In my courses, I devote equal emphasis to the five areas I have highlighted above:
committing to memory the textbook definitions of each point's location;
paying careful attention to frame each point within the context of its meridian pathway;
training students to create a bank of mental maps, so that they have a clear picture of what they are feeling anatomically as they palpate for points;
adopting an exclusively proportional-based measurement system, wherever applicable; and
using a descriptive, nontechnical, image-rich language to describe the anatomical landmarks and energetic features of the points
Following this approach has revolutionized my students' ability to palpate acupoints accurately, and efficiently. All of the students who have completed this training have reported a dramatic increase in their ability to locate points reliably, and in the confidence that results from increased certainty. While this article is largely focused on the student-level perspective, it is intended for readers of all experience levels, all of us were students at one point, and it is likely that our current approach to the practice of Chinese medicine is still guided and shaped by the principles that we internalized in the earliest stages of our training. Today, more than ever, accuracy in point location training is of paramount importance.
Over the course of my 10 years in the field of Chinese medicine, most of which have been focused on education, I have witnessed a change in the demographic trend of entry-level practitioners. When institutionalized training in the field of Chinese medicine began in the United States in the 1970s, acupuncture training programs and colleges attracted an especially high concentration of martial artists, shamanic healers, yogis and meditation practitioners. During this early period in American acupuncture training, when the field was widely regarded as a "fringe" profession, most of the students who were attracted to acupuncture and Oriental medicine as a profession had a "calling" as a healer, or some previous background experience in the spiritual or healing arts.

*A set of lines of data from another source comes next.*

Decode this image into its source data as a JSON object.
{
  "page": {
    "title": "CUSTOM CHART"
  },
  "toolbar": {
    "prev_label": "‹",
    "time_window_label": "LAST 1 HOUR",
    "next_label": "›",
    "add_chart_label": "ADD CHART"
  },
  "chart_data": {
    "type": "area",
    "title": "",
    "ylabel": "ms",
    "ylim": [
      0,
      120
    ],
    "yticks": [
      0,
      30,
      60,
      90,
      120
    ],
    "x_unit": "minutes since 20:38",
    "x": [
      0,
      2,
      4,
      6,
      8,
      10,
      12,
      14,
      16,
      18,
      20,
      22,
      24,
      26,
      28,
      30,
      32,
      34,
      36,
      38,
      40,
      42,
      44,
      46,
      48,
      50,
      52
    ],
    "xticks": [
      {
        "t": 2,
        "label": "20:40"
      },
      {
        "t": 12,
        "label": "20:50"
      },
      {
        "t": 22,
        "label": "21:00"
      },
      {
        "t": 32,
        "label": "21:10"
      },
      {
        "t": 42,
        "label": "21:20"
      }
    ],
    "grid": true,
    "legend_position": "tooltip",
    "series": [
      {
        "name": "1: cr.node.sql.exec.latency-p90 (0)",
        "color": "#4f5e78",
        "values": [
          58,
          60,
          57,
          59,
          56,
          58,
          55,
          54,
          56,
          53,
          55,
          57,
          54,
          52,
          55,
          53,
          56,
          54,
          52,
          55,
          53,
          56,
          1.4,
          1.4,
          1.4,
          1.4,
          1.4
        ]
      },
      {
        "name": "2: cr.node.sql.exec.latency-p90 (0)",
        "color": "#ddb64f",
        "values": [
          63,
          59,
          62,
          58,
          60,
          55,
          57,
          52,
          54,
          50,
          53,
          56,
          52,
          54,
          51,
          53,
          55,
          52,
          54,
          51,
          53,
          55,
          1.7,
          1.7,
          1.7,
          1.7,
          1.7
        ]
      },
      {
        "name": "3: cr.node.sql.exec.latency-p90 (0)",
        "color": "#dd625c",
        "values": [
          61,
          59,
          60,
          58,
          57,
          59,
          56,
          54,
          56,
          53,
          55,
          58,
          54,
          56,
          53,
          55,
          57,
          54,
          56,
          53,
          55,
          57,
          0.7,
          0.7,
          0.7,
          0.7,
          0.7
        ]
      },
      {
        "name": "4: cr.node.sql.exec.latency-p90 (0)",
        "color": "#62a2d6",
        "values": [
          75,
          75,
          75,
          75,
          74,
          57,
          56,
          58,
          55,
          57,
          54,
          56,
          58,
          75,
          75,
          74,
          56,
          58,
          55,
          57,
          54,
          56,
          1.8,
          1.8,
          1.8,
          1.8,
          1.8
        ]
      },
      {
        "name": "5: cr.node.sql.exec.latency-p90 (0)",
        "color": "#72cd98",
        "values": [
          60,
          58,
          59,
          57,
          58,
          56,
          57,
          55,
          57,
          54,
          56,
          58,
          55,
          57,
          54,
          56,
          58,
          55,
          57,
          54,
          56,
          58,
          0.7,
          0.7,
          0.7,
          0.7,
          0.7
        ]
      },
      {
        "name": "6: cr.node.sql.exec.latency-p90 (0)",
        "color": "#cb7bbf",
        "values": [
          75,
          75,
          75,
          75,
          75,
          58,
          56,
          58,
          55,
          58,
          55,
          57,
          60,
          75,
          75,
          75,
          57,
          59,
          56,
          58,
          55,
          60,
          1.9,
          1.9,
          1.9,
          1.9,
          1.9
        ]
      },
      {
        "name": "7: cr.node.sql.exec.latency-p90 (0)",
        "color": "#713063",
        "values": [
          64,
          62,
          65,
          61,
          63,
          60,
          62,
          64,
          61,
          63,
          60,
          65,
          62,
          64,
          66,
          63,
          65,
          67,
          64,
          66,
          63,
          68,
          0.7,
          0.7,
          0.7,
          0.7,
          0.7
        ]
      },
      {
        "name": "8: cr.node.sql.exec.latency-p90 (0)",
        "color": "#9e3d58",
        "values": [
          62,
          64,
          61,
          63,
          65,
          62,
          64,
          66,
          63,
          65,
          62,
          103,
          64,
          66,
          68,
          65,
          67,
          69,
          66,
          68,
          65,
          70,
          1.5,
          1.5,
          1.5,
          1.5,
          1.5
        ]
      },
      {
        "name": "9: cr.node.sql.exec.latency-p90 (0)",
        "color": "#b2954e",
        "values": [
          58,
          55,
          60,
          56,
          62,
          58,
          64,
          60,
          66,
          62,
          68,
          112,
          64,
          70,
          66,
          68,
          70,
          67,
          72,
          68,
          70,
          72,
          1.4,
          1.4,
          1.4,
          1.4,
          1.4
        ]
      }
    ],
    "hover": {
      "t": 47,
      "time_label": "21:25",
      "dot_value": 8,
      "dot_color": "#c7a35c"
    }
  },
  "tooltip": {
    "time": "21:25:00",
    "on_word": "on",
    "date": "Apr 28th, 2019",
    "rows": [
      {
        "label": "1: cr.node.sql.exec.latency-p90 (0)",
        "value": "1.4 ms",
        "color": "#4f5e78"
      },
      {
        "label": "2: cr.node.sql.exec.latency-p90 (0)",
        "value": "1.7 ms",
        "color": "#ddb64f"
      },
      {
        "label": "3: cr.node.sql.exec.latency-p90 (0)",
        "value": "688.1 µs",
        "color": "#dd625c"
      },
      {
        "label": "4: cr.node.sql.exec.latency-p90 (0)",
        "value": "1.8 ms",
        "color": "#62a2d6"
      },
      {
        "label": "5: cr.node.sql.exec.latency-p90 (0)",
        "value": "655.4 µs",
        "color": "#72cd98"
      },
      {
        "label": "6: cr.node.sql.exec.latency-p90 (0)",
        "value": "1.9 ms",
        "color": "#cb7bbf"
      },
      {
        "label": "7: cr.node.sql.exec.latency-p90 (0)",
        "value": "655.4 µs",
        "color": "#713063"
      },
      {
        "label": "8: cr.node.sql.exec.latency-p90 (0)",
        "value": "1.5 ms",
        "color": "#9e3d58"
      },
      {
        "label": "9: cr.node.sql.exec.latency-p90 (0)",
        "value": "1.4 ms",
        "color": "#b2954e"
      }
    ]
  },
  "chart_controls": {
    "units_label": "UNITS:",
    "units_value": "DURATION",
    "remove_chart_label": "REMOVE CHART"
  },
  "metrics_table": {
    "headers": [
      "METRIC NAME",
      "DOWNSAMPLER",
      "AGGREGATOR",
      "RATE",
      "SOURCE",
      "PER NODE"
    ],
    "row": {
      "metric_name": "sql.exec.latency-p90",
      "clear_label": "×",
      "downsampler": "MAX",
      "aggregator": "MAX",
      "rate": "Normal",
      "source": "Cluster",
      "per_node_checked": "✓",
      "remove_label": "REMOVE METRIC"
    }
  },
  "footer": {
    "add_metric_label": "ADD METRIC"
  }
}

Today, as acupuncture becomes more integrated with the American mainstream, there is still a large number of massage therapists, chiropractors, and people with a similar touch-oriented background entering acupuncture colleges across the country. In contrast to the demographic profile of Oriental medical students of yesteryear, the first-year classrooms of acupuncture colleges are also populated by a large number of accountants, engineers, financial advisors, computer programmers and software designers. While I believe this diversity makes our profession stronger as a whole, I have also noticed that it creates new challenges in acupuncture education.
As more people with no previous healing-arts background endeavor to learn acupuncture and Oriental medicine, we must work to develop training models that meet the diverse needs and aptitudes of today's students. I am hopeful that my methods will help students and practitioners alike to develop greater confidence and elevate their future clinical results.